Asset prices and interest rates worldwide have become more closely correlated in the wake of the unprecedented monetary easing by central banks in advanced economies, according to the Bank for International Settlements (BIS).
This closer correlation across borders following the global financial crises has created major challenges for policymakers in emerging market economies as witnessed by the sharp reversal in capital flows and bouts of market volatility from May last year through February 2014.
Deputy governors from 25 emerging market economies - including Brazil, China, Russia, South Africa, India and Turkey - discussed the impact of monetary policy in major advanced economies on their economies and how to manage the exit from highly accommodative policy at a meeting at the BIS' headquarters in Basel in March.
BIS, which promotes international cooperation among central banks, has now released 24 background and contributed papers from this meeting on the topic of "The transmission of unconventional monetary policy to the emerging markets."

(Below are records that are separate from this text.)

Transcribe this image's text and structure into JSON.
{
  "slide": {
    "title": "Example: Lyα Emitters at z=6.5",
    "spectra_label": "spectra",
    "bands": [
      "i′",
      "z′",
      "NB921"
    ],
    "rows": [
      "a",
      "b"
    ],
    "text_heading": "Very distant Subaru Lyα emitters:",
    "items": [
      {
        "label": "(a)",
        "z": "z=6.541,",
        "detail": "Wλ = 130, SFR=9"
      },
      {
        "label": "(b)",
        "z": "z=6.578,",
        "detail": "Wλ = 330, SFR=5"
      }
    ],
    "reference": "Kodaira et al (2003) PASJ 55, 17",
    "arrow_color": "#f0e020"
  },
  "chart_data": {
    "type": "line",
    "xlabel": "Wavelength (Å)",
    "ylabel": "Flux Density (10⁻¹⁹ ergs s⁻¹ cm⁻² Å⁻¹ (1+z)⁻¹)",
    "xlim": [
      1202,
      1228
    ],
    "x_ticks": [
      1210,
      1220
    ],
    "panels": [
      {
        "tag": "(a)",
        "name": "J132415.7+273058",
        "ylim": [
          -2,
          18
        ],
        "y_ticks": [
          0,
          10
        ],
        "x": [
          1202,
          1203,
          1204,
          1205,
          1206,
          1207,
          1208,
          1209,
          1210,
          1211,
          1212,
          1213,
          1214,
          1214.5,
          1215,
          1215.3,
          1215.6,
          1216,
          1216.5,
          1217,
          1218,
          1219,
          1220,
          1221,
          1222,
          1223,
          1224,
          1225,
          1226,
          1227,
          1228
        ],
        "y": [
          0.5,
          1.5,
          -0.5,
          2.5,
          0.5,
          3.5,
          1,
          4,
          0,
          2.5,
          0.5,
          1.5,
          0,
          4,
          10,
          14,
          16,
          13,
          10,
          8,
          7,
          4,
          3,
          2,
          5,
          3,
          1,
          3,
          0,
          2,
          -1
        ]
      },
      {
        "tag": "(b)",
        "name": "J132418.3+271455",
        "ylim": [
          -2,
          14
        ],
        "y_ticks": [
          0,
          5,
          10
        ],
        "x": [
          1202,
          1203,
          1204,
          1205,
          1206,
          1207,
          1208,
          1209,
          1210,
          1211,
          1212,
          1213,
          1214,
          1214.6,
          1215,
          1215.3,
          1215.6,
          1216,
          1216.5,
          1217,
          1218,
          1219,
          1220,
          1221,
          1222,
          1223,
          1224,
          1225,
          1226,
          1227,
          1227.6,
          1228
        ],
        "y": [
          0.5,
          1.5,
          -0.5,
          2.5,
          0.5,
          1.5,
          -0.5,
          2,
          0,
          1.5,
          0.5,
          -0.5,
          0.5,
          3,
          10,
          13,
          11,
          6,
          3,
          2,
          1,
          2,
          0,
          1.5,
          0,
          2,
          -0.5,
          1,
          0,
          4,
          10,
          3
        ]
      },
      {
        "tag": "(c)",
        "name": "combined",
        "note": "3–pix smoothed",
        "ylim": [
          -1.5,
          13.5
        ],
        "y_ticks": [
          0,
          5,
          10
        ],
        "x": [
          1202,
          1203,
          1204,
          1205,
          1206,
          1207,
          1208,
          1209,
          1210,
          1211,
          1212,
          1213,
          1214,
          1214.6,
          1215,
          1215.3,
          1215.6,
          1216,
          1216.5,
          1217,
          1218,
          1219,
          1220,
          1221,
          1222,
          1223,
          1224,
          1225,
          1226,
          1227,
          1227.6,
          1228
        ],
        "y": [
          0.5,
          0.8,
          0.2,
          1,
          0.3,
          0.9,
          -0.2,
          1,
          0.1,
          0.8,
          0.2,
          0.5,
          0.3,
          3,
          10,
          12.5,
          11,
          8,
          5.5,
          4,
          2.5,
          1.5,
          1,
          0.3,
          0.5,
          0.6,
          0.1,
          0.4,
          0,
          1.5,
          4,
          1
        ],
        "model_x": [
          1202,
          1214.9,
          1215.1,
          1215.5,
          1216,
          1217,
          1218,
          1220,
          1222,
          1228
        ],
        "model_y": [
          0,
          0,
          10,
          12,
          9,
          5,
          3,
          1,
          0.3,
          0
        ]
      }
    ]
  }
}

The papers can be accessed on BIS' website: www.bis.org.
The meeting focused on three main questions, including how external monetary conditions become a source of risk to monetary and financial stability in emerging markets, how central banks should respond to such shocks and whether there can be a greater international role for emerging market currencies.
"One major worry was the risk of an abrupt reversal of capital flows to EMEs," BIS said, adding:
"Central banks face difficult policy dilemmas in preserving financial stability while pursuing their monetary policy goals. It is hard for EME monetary authorities to counter a prolonged period of very low long-term interest rates and increased risk-taking in global financial markets."